Trump has invoked the Defense Production Act, which dates back to the Korean war era, that allows the government to compel companies to take action for national security reasons, and raised concerns over food supply shortages. He also suggested that the executive order would help protect companies from any legal liability that could arise from remaining open while they deal with coronavirus outbreaks. Allegedly, the U.S. Department of Labour would consider requests to help defend companies that face legal action related to keeping their plants open, but only if these have adhered to federal coronavirus-related safety guidelines. Kim Cordova from the United Food and Commercial Workers Union(UFCW) said that “if Trump waives liability for any type of lawsuit, the companies have absolutely no incentive to make a safe workplace” and that meatpacking plants that stay open “must put the safety of workers first.”

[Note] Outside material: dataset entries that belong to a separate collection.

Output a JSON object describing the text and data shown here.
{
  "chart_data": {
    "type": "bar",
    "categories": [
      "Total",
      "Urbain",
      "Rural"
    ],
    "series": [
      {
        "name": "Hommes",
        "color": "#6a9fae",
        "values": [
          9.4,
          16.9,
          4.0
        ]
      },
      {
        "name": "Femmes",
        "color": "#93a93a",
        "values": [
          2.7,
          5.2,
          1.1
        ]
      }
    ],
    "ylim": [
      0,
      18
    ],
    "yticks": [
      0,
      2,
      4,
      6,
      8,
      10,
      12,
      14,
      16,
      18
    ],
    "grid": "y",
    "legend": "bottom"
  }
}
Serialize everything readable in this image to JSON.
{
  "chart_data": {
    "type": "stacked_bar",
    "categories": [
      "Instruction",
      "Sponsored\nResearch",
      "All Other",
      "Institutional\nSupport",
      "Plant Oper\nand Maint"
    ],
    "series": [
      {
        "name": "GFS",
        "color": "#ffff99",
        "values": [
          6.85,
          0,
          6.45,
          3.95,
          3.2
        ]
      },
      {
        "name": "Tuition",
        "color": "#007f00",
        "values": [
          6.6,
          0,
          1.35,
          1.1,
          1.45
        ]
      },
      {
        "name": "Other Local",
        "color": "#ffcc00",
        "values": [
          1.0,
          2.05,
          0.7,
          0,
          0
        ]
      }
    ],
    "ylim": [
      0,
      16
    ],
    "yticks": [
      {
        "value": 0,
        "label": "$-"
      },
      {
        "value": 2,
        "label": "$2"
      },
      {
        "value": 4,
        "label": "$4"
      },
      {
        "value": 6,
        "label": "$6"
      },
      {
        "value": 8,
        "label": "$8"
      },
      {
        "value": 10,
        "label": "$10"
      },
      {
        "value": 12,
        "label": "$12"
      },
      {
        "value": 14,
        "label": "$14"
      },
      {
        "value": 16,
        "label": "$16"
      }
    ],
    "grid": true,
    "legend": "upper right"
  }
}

Tyson Foods said it provided tours of two production plants located in Northwest Arkansas on April 24 to state and federal health officials to outline the safety measures and social distancing efforts in place at Tyson facilities. The company said it highlighted the social distancing measures put in place, including the designation of social distancing monitors (individual employees whose responsibility is to prompt compliance with recommended distancing), dividers between workstations on the plant floor and at breakroom tables, and tents for additional breakroom space outside.  

An estimated 3,300 meatpacking workers in the U.S. have been diagnosed with coronavirus and 20 have died. Over 20 meatpacking plants in the American Midwest have closed during the outbreak, including slaughterhouses owned by Smithfield Foods, Tyson Foods, Cargill and JBS USA.